No mercado local, o Banco Central voltou a realizar venda líquida de contratos de swap cambial tradicional, que equivalem a uma venda de dólar no mercado futuro, após a forte alta da moeda americana, que chegou a R$ 3,5075 na máxima intradia.

Além de iniciar hoje a rolagem de do lote de US$ 6,490 bilhões em contratos de swap cambial tradicional que vence em 1º de dezembro, O BC realizou a venda líquida de 19.050 contratos de swap tradicional, que somaram US$ 952,500 milhões, de um total de 31.900 papéis ofertados. Desde setembro de 2015 o BC não realizava esse tipo de operação.

O dólar chegou a reduzir a valorização após o leilão, mas fechou em alta de 1,02% a R$ 3,3952, maior patamar desde 21 de junho. Com isso, a moeda americana encerra a semana em alta de 5,07%, acumulando valorização de 6,48% no mês. No ano, a moeda americana cai 14,18%.

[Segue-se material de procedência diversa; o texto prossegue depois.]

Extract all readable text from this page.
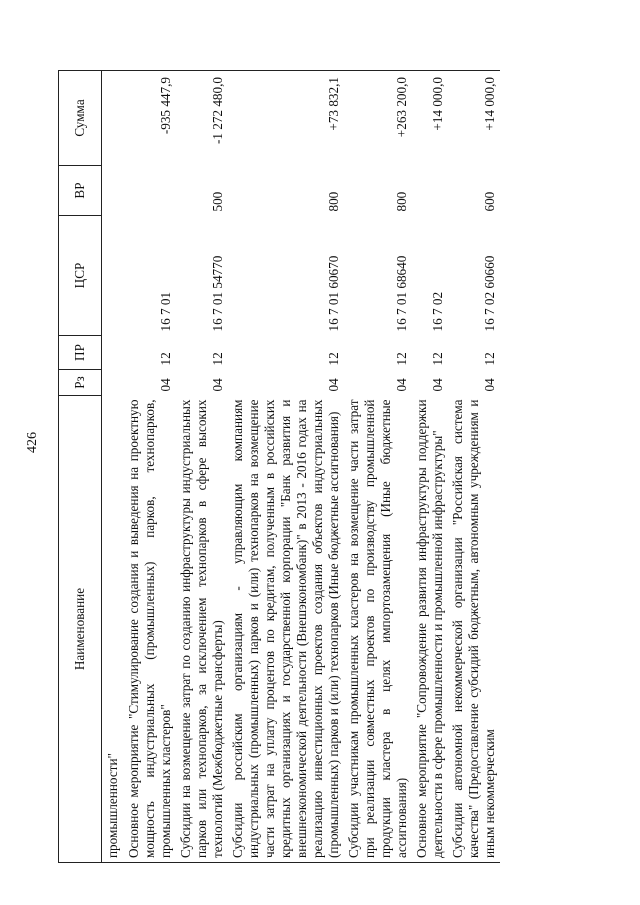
426
Наименование	Рз	ПР	ЦСР	ВР	Сумма
промышленности"					
Основное мероприятие "Стимулирование создания и выведения на проектную мощность индустриальных (промышленных) парков, технопарков, промышленных кластеров"	04	12	16 7 01		-935 447,9
Субсидии на возмещение затрат по созданию инфраструктуры индустриальных парков или технопарков, за исключением технопарков в сфере высоких технологий (Межбюджетные трансферты)	04	12	16 7 01 54770	500	-1 272 480,0
Субсидии российским организациям - управляющим компаниям индустриальных (промышленных) парков и (или) технопарков на возмещение части затрат на уплату процентов по кредитам, полученным в российских кредитных организациях и государственной корпорации "Банк развития и внешнеэкономической деятельности (Внешэкономбанк)" в 2013 - 2016 годах на реализацию инвестиционных проектов создания объектов индустриальных (промышленных) парков и (или) технопарков (Иные бюджетные ассигнования)	04	12	16 7 01 60670	800	+73 832,1
Субсидии участникам промышленных кластеров на возмещение части затрат при реализации совместных проектов по производству промышленной продукции кластера в целях импортозамещения (Иные бюджетные ассигнования)	04	12	16 7 01 68640	800	+263 200,0
Основное мероприятие "Сопровождение развития инфраструктуры поддержки деятельности в сфере промышленности и промышленной инфраструктуры"	04	12	16 7 02		+14 000,0
Субсидии автономной некоммерческой организации "Российская система качества" (Предоставление субсидий бюджетным, автономным учреждениям и иным некоммерческим	04	12	16 7 02 60660	600	+14 000,0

Já o contrato futuro para dezembro avançava 0,47% para R$ 3,417.

Hoje o presidente do BC, Ilan Goldfajn, afirmou que a autoridade monetária vai continuar atuando de forma a dar liquidez e manter os mercados funcionando neste momento de volatilidade causada por "choque global". Ainda, segundo ele, o BC se reserva o direito de atuar com qualquer instrumento disponível.

Para Jayro Rezende, diretor de tesouraria da unidade brasileira do Bank of China, a forte alta do dólar frente ao real é reflexo de um desmonte de posições no mercado futuro de dólar e de uma busca por hedge por parte dos investidores diante de um cenário de incerteza global e não de uma fuga de capitais do mercado à vista. Portanto, a atuação do Banco Central no mercado cambial hoje é acertada, porque visa reduzir a volatilidade no mercado e corrigir distorções, depois do real liderar hoje as perdas frente à moeda americana entre os principais pares emergentes. "O BC não tem o comprometimento com um nível, e visa suprir liquidez para o mercado", afirma.

Ele lembra que, com um estoque mais reduzido de swap cambial tradicional, em US$ 24,106 bilhões, o BC tem espaço para atuar no mercado via a venda desses derivativos cambiais. "Acho que ele vai primeiro vender mais swaps, uma vez que a demanda maior é no mercado de derivativos", diz.